The compensation fund for Jeffrey Epstein accusers will go into effect later this month after a judge approved the program Wednesday, new court papers show.
The fund was created after over two dozen sexual assault victims filed suit in federal and state courts against the dead pedophile’s estate seeking damages from the $634 million fortune the 66-year-old hedge-funder left behind.
But, the fund was stalled for months in a US Virgin Islands court after the attorney general there sought to ensure that the program had enough protections in place for the women.
USVI Superior Court Magistrate Judge Carolyn Hermon-Percell signed an order approving the fund Wednesday and allowing the estate executors to begin running it beginning June 15.

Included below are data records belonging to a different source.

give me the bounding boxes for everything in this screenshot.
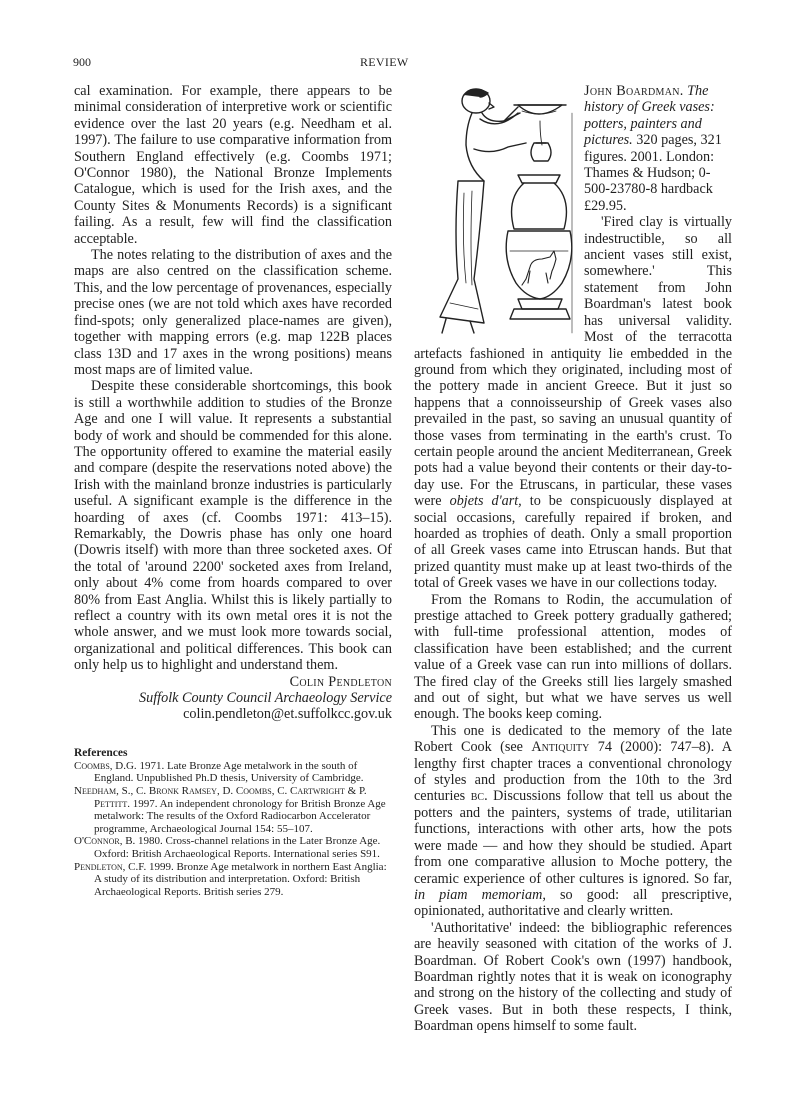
right-paragraph-1-end: to be conspicuously displayed at social occasions, carefully repaired if broken, and hoarded as trophies of death. Only a small proportion of all Greek vases came into Etruscan hands. But that prized quantity must make up at least two-thirds of the total of Greek vases we have in our collections today. [414,493,733,592]
left-paragraph-2: The notes relating to the distribution of axes and the maps are also centred on the classification scheme. This, and the low percentage of provenances, especially precise ones (we are not told which axes have recorded find-spots; only generalized place-names are given), together with mapping errors (e.g. map 122B places class 13D and 17 axes in the wrong positions) means most maps are of limited value. [74,247,392,378]
running-head: REVIEW [360,55,409,69]
era-bc: bc [470,788,485,805]
right-column [414,83,732,1035]
right-paragraph-3 [414,723,732,920]
reference-item [74,760,392,785]
figure-drawing-icon [414,83,580,335]
page-number: 900 [73,55,91,69]
journal-name: Antiquity [531,739,590,756]
reference-text: 1997. An independent chronology for British Bronze Age metalwork: The results of the Oxford Radiocarbon Accelerator programme, Archaeological Journal 154: 55–107. [94,797,386,835]
signature-email: colin.pendleton@et.suffolkcc.gov.uk [183,706,392,723]
right-paragraph-3-tail: so good: all prescriptive, opinionated, authoritative and clearly written. [414,886,732,920]
objets-dart-term: objets d'art, [449,493,522,510]
reference-authors: O'Connor, B. [74,835,136,848]
signature-institution: Suffolk County Council Archaeology Service [139,690,392,707]
reference-text: 1971. Late Bronze Age metalwork in the south of England. Unpublished Ph.D thesis, University of Cambridge. [94,759,364,785]
right-paragraph-1-text: 'Fired clay is virtually indestructible, so all ancient vases still exist, somewhere.' This statement from John Boardman's latest book has universal validity. Most of the terracotta artefacts fashioned in antiquity lie embedded in the ground from which they originated, including most of the pottery made in ancient Greece. But it just so happens that a connoisseurship of Greek vases also prevailed in the past, so saving an unusual quantity of those vases from terminating in the earth's crust. To certain people around the ancient Mediterranean, Greek pots had a value beyond their contents or their day-to-day use. For the Etruscans, in particular, these vases were [414,214,732,510]
latin-phrase: in piam memoriam, [414,886,546,903]
book-title: The history of Greek vases: potters, painters and pictures. [584,83,715,149]
reference-item [74,835,392,860]
reference-item [74,861,392,899]
book-details: 320 pages, 321 figures. 2001. London: Thames & Hudson; 0-500-23780-8 hardback £29.95. [584,132,722,214]
reference-item [74,785,392,835]
right-paragraph-4: 'Authoritative' indeed: the bibliographic references are heavily seasoned with citation of the works of J. Boardman. Of Robert Cook's own (1997) handbook, Boardman rightly notes that it is weak on iconography and strong on the history of the collecting and study of Greek vases. But in both these respects, I think, Boardman opens himself to some fault. [414,919,732,1035]
reference-authors: Needham, S., C. Bronk Ramsey, D. Coombs, C. Cartwright & P. Pettitt. [74,785,367,810]
signature-name: Colin Pendleton [289,673,392,690]
reference-text: 1980. Cross-channel relations in the Later Bronze Age. Oxford: British Archaeological Reports. International series S91. [94,835,381,860]
right-paragraph-3-start: This one is dedicated to the memory of the late Robert Cook (see [414,722,732,756]
references-heading: References [74,746,128,759]
reference-authors: Coombs, D.G. [74,759,137,772]
vase-painting-illustration [414,83,580,335]
reference-authors: Pendleton, C.F. [74,860,147,873]
book-author: John Boardman. [584,83,684,99]
left-paragraph-3: Despite these considerable shortcomings, this book is still a worthwhile addition to studies of the Bronze Age and one I will value. It represents a substantial body of work and should be commended for this alone. The opportunity offered to examine the material easily and compare (despite the reservations noted above) the Irish with the mainland bronze industries is particularly useful. A significant example is the difference in the hoarding of axes (cf. Coombs 1971: 413–15). Remarkably, the Dowris phase has only one hoard (Dowris itself) with more than three socketed axes. Of the total of 'around 2200' socketed axes from Ireland, only about 4% come from hoards compared to over 80% from East Anglia. Whilst this is likely partially to reflect a country with its own metal ores it is not the whole answer, and we must look more towards social, organizational and political differences. This book can only help us to highlight and understand them. [74,378,392,674]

Jordan Merson, a lawyer representing twelve Epstein accusers, told The Post, “We are pleased that the Compensation Fund can move forward and are hopeful that it provides the awards necessary so that these women are fully compensated for a lifetime of anguish.
“All of the approximate $650 million in the estate should be distributed to the victims.”
The fund will be headed by the former head of the 9/11 Victims Compensation Fund Jordana Feldman.
Epstein committed suicide by hanging in a Lower Manhattan jail cell in August as he awaited trial on sex-trafficking charges.
A lawyer for the estate did not immediately return a request for comment.